Sometimes it’s hard to understand old ways of thinking. With pretty rare exception it’s difficult to imagine why anyone would put leeches on a person’s body to cure them. Still, it’s fascinating to examine some of these old concepts and then imagine how incredibly outside of the box the thinkers were that rejected the old notions and provided our new correct principles of today.
For example: Back in the late 18th century folks believed that when something got hot, a liquid material – heat – was actually mixed into it. This liquid heat diluted the matter causing it to expand. Think about ice melting. The prevailing wisdom wasn’t that water was the liquid form of ice but that liquid heat mixed with the ice and it became wet.
Close your eyes and picture a lava flow or butter melting; early western civilization didn’t know that these were simply materials changing form. No, early thinkers believed that the rock and the butter with both infused with the same additive – heat.
That is until Sir Benjamin Thompson Rumford came along. Born on this day in 1753, this American physicist constructed the theory that when things heated up tiny invisible particles inside the substance simply moved faster.
Brilliant!
Now if that had been his only claim to fame, you might not know anything about him unless you read the same nerd journals that I like to read, but Rumford used his understanding of how heat works to invent some pretty nifty and crucially important gadgets. That’s right; Old Benny Rumford took all that new knowledge about heat and invented the drip coffee maker.
And ever since, Rumford has daily impacted America.
Too bad he couldn’t be trusted. See, Rumford was a spy.

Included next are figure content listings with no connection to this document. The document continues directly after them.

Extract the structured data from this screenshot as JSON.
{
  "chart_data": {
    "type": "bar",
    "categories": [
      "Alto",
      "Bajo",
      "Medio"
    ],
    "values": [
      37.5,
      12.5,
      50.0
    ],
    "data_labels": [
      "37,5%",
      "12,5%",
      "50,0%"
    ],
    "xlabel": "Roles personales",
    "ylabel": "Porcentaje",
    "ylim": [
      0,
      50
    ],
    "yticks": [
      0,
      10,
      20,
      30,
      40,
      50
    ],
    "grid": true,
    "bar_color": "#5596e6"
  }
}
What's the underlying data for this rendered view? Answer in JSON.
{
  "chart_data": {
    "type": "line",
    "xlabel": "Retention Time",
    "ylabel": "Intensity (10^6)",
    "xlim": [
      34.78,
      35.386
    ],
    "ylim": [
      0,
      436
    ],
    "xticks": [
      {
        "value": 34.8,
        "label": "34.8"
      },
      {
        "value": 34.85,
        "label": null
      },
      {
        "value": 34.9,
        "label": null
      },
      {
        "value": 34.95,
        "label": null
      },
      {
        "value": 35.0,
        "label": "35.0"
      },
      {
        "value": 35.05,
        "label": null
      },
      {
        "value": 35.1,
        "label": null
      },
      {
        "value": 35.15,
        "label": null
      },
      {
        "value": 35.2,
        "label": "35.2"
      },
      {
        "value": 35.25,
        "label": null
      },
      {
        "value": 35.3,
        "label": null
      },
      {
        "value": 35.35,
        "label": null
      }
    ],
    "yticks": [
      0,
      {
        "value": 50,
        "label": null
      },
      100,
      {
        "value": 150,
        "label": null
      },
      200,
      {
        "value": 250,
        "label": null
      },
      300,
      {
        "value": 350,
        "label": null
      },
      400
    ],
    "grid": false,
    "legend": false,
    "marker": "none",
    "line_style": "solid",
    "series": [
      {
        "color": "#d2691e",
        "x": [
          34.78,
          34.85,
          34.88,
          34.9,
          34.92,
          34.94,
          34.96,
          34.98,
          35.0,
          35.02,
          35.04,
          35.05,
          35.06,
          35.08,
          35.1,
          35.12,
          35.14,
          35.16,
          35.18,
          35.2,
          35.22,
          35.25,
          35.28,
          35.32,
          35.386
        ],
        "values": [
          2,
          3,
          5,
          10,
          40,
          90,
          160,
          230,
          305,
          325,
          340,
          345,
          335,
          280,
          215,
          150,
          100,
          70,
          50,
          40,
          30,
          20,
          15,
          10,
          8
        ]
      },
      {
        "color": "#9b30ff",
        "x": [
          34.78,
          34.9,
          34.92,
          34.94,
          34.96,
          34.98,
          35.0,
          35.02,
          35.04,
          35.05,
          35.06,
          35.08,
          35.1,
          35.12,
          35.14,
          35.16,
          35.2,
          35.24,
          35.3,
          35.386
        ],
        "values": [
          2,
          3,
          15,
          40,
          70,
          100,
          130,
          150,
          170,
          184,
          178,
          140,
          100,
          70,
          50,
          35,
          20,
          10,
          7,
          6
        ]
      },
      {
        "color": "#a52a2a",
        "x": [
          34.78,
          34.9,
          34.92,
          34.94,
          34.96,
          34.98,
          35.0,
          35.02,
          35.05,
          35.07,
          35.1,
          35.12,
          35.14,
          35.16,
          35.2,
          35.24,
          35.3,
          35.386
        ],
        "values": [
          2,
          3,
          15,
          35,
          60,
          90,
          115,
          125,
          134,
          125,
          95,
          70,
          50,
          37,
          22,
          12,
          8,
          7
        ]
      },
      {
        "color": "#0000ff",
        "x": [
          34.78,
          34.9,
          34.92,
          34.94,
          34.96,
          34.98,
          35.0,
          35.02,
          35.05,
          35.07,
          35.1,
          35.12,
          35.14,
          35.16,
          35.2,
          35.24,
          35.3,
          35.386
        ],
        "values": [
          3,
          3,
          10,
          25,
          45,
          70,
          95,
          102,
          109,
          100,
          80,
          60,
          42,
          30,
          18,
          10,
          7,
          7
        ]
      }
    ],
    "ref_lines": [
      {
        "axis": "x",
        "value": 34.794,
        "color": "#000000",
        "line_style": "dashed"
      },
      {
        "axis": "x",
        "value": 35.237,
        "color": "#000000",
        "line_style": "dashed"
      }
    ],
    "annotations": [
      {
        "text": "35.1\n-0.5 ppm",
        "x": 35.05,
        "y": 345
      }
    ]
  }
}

In fact he ended his days living in exile because he worked as a British secret agent during the American Revolution and folks here sent him away.
If Rumford had had his way, Washington, Jefferson, Franklin, Madison, Adams, Hancock – and all those other revolutionary dudes – would have gone down in history as nothing more than rogue scoundrels and terrorists.
But our founding fathers prevailed and Rumford got banished to England. Yes, that’s right, our “life, liberty and pursuit of happiness” were all secured in spite of Rumford’s best efforts for oh, about 224 years.
You know what I like best about history? Even when the reality is bleak you can still find things about everyday circumstances that are so downright fascinating that even the most wretched reality becomes mesmerizing.
See, 177 years – to the day – after Rumford’s birth another fan of oligarchs named George would be born. Yep, today is Sandra Day O’Connor’s birthday, too.
And while O’Connor didn’t do anything as routinely vital as invent America’s coffee makers, she did become our first woman Supreme Court Justice.
O’Connor has retired now and lives back in Phoenix, Ariz., but I think it’s time for her to move. Hey, if we threw Rumford off the continent for attempting to overthrow our democracy, then O’Connor should go, too – for succeeding.
That’s right, just 224 years after Rumford gave secrets betraying our nation to King George, Justice O’Connor stopped the ballot counting in Florida.
Now for some reason it’s hard for many folks in our country to understand why it’s such a bad thing that the right to vote that Jefferson and Madison and those guys bestowed on a free society was denied to so many Floridians.
For the life of me I can’t explain to some folks why I believe stealing those votes is treason. But then I realize that I mistakenly assume that everyone values the right to vote as much as I do; as much as Franklin did. And with more folks watching the Super Bowl this year than are likely to vote for president, I’m mistaken.
So let’s pretend that O’Connor didn’t stop the vote counting in Florida. Let’s pretend that she stopped the Super Bowl instead – like fifteen minutes early. Maybe you wouldn’t care because your team would’ve won. But you’d still be cheating.
Now before the next crooked election, get some help from Rumford and wake up and smell the coffee.